The predictive rates of previous studies are lower than ours for two main reasons: (1) variables for sex estimation were either arbitrarily selected or were statistically taken from a small number of measurements and (2) various size and shape characteristics of the mandible could not be utilized by the traditional measuring tools (e.g., CSA and bone thickness).

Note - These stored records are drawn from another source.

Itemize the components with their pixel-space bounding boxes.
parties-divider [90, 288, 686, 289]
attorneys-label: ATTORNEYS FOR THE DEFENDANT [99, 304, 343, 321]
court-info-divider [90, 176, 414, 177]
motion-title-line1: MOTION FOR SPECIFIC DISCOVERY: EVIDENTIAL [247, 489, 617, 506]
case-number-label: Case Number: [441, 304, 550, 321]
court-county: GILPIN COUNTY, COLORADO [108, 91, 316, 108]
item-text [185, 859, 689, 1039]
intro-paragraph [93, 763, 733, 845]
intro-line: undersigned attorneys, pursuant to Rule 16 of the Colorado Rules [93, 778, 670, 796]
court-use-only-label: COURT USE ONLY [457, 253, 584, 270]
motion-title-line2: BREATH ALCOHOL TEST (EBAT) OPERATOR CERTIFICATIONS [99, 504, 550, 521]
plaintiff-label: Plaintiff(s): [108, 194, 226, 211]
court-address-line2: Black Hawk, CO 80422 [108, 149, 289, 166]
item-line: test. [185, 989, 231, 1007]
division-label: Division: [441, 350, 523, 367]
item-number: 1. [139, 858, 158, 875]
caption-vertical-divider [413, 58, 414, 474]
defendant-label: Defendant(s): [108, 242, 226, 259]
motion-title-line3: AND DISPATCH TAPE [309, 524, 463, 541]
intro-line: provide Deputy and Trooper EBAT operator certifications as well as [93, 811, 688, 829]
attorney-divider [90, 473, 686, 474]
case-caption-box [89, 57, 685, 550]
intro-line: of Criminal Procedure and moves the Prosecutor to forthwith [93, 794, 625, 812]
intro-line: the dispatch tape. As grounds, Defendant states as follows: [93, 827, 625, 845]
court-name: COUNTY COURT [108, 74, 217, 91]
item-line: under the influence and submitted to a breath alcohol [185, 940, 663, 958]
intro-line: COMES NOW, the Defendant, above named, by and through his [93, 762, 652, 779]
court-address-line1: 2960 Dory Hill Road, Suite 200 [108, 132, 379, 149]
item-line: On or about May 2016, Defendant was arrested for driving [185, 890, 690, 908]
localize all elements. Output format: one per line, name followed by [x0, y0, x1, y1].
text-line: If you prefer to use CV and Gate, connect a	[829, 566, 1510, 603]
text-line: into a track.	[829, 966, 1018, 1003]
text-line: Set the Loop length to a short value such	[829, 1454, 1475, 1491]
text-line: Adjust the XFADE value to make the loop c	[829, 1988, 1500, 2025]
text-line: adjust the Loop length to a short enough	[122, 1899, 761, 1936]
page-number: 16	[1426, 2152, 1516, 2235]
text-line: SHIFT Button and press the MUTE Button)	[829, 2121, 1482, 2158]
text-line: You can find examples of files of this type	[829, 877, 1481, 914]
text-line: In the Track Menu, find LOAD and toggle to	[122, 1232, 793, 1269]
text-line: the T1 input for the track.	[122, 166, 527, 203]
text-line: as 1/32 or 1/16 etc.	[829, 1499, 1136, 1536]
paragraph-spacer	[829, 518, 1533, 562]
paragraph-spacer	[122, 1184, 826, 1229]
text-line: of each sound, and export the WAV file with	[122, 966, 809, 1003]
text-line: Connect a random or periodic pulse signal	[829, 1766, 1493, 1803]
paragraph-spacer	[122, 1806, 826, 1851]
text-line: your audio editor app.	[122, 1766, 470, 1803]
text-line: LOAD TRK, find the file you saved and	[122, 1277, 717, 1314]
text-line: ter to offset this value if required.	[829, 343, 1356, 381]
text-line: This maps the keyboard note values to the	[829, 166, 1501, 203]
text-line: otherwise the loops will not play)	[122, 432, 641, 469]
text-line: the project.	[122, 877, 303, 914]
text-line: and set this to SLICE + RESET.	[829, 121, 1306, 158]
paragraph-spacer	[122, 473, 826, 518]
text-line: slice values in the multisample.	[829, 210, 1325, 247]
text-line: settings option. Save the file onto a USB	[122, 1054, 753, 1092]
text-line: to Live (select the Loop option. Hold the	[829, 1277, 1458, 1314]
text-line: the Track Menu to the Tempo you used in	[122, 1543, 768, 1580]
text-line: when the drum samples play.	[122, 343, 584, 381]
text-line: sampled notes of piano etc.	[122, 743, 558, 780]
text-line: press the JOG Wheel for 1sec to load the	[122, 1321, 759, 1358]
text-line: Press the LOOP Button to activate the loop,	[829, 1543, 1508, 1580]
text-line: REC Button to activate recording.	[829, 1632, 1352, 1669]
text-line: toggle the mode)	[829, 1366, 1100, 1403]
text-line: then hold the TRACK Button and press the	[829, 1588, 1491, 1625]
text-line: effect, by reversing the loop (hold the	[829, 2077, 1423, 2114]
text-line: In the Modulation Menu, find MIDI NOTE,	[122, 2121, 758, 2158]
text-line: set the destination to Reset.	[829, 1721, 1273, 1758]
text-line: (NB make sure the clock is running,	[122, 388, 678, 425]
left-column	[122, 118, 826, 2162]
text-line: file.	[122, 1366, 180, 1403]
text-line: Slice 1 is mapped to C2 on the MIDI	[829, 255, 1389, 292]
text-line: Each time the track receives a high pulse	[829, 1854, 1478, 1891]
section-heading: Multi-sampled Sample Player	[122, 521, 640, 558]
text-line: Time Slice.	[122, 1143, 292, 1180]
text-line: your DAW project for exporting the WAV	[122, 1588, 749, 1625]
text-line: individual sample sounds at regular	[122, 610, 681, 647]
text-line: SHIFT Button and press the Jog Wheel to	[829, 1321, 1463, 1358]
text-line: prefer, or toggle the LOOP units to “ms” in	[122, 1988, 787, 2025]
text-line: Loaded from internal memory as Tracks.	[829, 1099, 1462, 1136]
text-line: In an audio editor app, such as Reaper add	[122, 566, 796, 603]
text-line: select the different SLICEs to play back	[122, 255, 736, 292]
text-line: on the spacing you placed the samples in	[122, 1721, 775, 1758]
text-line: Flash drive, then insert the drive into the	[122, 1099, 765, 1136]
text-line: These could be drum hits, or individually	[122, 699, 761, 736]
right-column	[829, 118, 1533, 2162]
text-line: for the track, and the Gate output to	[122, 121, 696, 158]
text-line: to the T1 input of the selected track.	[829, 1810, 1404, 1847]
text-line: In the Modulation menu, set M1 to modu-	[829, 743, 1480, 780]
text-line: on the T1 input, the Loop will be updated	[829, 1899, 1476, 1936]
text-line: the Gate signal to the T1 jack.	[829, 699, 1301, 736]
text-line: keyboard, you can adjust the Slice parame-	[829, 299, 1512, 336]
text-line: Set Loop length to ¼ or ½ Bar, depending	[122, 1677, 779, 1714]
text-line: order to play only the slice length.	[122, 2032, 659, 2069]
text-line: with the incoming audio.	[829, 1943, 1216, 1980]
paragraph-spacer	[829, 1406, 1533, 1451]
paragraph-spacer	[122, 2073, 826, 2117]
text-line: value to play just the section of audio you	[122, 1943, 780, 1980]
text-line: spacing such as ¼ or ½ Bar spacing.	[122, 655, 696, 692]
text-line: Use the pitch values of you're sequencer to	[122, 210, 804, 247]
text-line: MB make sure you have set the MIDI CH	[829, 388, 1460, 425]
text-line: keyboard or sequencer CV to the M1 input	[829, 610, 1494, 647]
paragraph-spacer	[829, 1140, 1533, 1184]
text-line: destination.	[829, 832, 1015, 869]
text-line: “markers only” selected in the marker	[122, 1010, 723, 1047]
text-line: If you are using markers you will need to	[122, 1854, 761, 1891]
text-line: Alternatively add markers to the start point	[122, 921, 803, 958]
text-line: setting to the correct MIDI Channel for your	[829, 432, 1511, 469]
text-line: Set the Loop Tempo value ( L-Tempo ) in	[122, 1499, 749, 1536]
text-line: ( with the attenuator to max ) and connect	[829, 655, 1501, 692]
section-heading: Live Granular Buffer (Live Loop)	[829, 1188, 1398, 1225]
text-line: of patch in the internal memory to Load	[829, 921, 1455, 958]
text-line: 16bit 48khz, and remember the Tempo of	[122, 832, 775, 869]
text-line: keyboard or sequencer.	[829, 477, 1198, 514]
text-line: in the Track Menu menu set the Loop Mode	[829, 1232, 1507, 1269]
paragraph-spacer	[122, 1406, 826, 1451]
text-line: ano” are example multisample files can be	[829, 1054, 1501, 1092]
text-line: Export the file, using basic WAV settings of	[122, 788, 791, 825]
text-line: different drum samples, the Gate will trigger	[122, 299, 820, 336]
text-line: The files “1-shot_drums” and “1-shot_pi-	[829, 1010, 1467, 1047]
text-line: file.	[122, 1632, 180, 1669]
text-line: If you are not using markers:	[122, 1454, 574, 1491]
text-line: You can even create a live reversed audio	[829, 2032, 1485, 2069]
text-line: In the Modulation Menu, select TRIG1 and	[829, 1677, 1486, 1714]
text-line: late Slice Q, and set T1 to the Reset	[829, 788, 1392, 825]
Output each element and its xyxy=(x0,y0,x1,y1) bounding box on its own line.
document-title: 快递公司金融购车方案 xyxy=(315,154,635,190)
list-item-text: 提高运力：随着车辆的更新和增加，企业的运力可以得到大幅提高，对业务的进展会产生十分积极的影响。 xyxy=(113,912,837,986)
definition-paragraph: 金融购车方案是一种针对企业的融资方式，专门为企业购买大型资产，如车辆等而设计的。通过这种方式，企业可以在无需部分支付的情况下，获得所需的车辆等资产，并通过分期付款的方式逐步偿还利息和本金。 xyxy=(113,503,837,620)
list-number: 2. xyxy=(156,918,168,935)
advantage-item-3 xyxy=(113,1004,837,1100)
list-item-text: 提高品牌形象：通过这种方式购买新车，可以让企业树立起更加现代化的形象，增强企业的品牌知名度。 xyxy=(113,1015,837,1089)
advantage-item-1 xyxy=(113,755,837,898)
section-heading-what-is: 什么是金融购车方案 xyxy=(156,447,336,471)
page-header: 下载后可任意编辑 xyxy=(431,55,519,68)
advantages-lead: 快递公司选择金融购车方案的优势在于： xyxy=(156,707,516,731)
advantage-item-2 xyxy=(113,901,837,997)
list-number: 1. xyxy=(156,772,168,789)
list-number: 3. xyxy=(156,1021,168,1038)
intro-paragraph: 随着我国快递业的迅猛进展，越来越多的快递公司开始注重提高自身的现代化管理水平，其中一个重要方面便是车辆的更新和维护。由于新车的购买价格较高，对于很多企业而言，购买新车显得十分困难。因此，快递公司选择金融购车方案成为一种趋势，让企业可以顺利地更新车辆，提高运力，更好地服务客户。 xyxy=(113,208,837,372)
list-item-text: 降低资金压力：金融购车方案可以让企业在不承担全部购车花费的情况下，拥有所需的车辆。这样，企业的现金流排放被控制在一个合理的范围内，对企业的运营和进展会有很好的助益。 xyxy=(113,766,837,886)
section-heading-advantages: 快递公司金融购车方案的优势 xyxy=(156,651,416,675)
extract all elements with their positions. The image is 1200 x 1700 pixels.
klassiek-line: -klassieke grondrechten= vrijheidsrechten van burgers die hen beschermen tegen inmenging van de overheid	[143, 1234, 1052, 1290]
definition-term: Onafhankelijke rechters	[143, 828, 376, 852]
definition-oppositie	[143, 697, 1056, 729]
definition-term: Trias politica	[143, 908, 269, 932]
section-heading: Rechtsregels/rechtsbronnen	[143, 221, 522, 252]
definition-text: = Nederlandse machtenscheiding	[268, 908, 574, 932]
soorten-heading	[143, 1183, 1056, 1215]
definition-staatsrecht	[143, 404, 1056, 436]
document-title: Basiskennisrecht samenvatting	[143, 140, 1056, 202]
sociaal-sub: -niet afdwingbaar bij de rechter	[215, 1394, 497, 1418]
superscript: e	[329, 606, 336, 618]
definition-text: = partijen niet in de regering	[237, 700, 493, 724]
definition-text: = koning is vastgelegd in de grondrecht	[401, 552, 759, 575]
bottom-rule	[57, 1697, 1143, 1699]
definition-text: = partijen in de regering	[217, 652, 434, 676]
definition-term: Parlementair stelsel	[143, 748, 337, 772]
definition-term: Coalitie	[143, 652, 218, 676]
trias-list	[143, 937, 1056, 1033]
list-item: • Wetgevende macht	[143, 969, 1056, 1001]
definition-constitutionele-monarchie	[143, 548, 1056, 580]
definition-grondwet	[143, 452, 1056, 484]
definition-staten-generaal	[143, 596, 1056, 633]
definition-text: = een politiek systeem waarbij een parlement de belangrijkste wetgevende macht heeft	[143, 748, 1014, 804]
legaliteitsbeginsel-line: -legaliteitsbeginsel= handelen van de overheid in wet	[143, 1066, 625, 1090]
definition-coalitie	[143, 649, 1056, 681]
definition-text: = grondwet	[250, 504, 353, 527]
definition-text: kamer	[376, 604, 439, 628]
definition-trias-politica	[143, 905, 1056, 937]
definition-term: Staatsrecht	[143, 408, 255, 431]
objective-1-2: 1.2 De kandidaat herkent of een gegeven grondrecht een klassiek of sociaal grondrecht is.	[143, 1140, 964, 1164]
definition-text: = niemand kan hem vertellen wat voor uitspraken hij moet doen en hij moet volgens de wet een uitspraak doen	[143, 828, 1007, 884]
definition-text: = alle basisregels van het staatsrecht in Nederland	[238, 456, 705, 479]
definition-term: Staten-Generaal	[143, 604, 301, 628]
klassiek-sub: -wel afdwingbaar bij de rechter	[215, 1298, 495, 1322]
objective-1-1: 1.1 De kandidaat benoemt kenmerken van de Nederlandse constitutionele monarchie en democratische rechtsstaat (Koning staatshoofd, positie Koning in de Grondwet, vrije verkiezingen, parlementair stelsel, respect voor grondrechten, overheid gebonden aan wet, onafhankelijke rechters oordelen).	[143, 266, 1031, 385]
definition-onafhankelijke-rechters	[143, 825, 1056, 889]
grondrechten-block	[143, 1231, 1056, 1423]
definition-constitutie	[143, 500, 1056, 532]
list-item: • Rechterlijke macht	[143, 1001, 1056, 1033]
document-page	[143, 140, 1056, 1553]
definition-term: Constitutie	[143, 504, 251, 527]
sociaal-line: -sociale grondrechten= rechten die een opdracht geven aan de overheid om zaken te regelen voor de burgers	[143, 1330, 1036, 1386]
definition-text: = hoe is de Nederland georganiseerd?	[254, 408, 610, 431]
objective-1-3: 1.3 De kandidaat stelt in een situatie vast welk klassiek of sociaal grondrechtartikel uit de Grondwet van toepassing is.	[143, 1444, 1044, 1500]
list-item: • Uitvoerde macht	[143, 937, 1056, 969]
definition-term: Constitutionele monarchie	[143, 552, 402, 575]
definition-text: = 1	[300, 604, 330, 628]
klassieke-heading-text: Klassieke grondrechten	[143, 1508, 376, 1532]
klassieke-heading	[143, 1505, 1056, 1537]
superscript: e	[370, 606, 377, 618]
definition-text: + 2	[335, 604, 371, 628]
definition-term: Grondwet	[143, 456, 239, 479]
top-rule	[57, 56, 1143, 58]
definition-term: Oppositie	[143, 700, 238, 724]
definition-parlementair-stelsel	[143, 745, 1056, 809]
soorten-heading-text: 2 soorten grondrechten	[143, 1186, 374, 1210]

Our method exhibits several major advantages over previous methods. First, the suggested method enables forensic anthropologists to change from descriptive evaluations (e.g., the robusticity rate, the gonial eversion magnitude) to numeric ones. Second, measurements included in the discriminant equations for sex estimation were taken from a large pool of mandibular measurements, tested statistically for their discrimination power. Third, it enables access to morphological features (e.g., CSA of the mandibular body) not possible by traditional measuring tools (e.g., caliper). Fourth, it provides clear knowledge on the success rates for males and females from a heterogeneous population that has undergone cross-validation. Fifth, it is more adequate for forensic needs because it covers different states of completeness of the mandible.

Limitations of the study

The discriminant functions were developed based on a given population. Although the study population is heterogeneous, the equations should be tested on other populations as well. Although the presented functions can be applied to mandibles of all ages, their applications for elderly individuals should be carried out carefully to ensure that they meet the inclusion criteria (e.g., intact incisors, the presence of molars or premolars at the measured location).

Conclusions

A simple, reliable, and valid method is suggested for forensic scientists for estimating sex, using CT scans of mandibles retrieved from a modern western industrial society. Five discriminant functions, based on mandibular measurements, were constructed to cover various conditions of completeness of the mandible. The greater the completeness of the mandible is, the higher the rate of success discrimination (up to 90.8%) will be. This method is not age dependent and has specific inclusion and exclusion criteria.